May 1, 2014

Supreme Court Oral Arguments on the Presumption of Prudence

Executive Director

In the last email bulletin we reported on the oral arguments in the Dudenhoeffer v. Fifth Third Bank case, during which the Supreme Court heard oral arguments on the ESOP presumption of prudence. The case revolves around the decision of the Sixth Circuit Court not to dismiss a lawsuit over trustees' actions over company stock based the presumption. The decision was at odds with most other circuit courts. More details of those arguments follow.

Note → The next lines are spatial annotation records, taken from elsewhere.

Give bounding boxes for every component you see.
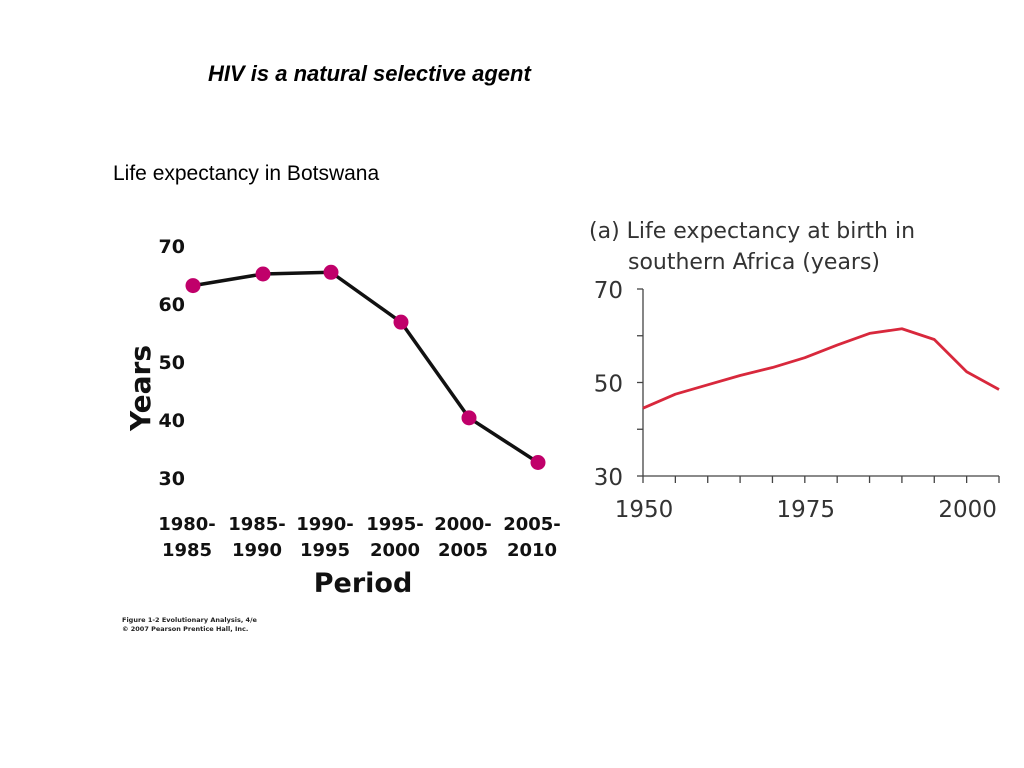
y-tick-label-1: 50	[594, 372, 623, 398]
chart-title-line-2: southern Africa (years)	[628, 250, 880, 275]
y-axis-label: Years	[124, 345, 157, 432]
x-tick-label-0: 1980-1985	[158, 514, 216, 561]
chart-title-line-1: (a) Life expectancy at birth in	[589, 219, 915, 244]
y-tick-label-0: 70	[159, 236, 185, 258]
x-tick-label-0: 1950	[615, 497, 674, 523]
x-axis-label: Period	[314, 568, 413, 599]
x-tick-label-4: 2000-2005	[434, 514, 492, 561]
x-tick-label-3: 1995-2000	[366, 514, 424, 561]
series-line	[642, 327, 1000, 410]
figure-credit-line-2: © 2007 Pearson Prentice Hall, Inc.	[122, 625, 248, 633]
x-tick-label-1: 1985-1990	[228, 514, 286, 561]
y-tick-label-2: 50	[159, 352, 185, 374]
x-tick-label-1: 1975	[777, 497, 836, 523]
x-tick-label-5: 2005-2010	[503, 514, 561, 561]
data-point-2	[323, 264, 339, 280]
y-tick-label-0: 70	[594, 278, 623, 304]
chart-subtitle: Life expectancy in Botswana	[113, 162, 380, 185]
data-point-5	[530, 455, 546, 470]
series-line	[192, 270, 539, 464]
y-tick-label-3: 40	[159, 410, 185, 432]
data-point-0	[185, 278, 201, 294]
x-tick-label-2: 2000	[938, 497, 997, 523]
slide-title: HIV is a natural selective agent	[208, 61, 531, 86]
y-tick-label-2: 30	[594, 465, 623, 491]
y-tick-label-4: 30	[159, 468, 185, 490]
figure-credit-line-1: Figure 1-2 Evolutionary Analysis, 4/e	[122, 616, 257, 624]
data-point-1	[255, 266, 271, 282]
x-tick-label-2: 1990-1995	[296, 514, 354, 561]
y-tick-label-1: 60	[159, 294, 185, 316]
data-point-4	[461, 410, 477, 426]
data-point-3	[393, 314, 409, 330]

Justice Scalia opened by saying that he was skeptical that holding stock may be a way to protect retirement interests. Justice Kagan worried that prudent fiduciaries would hold on to stock they knew from inside information to be overvalued even if this causes problems in the short run because the information will come out anyway. Justice Kennedy suggested the presumption of prudence could create a "coach class" trustee. Justice Ginsburg said the statue itself did not hard-wire a presumption of prudence.

But when it came to how to remedy this situation, the Justices were much more skeptical. Justice Breyer pointed out that there is "no rule of trust or ERISA law that you can breach a duty to a beneficiary by failing to use inside information. . . . So what is wrong with just saying that an ESOP fiduciary 'cannot have an obligation to use inside information'?" The Chief Justice said that the duties of an ESOP trustee were seemingly simple: "get up in the morning and... buy some of [his] company's stock." He asked the DOL counsel how can you "say that he has breached a duty of prudence when the people investing in this ought to know that what they're going to get is the company's stock?"

Most of the debated focused on what fiduciaries with inside information should do. Selling the stock could cause problems for participants if it pushed the stock lower; buying it would cause problems because it was overvalued. Justices Sotomayor and Kagan seemed clearly to side with the argument that the presumption should not apply and fiduciaries should use the inside information to make decisions for employee interests, but Justices Roberts, Breyer, and Kennedy seemed perplexed about just how fiduciaries could get out between the rock and hard place of the consequences of actions.

The arguments suggested that there may not be enough support just to retain the presumption of prudence rule at the pleadings stage, but also suggested that the Court might try to find some middle ground. A decision is expected in June.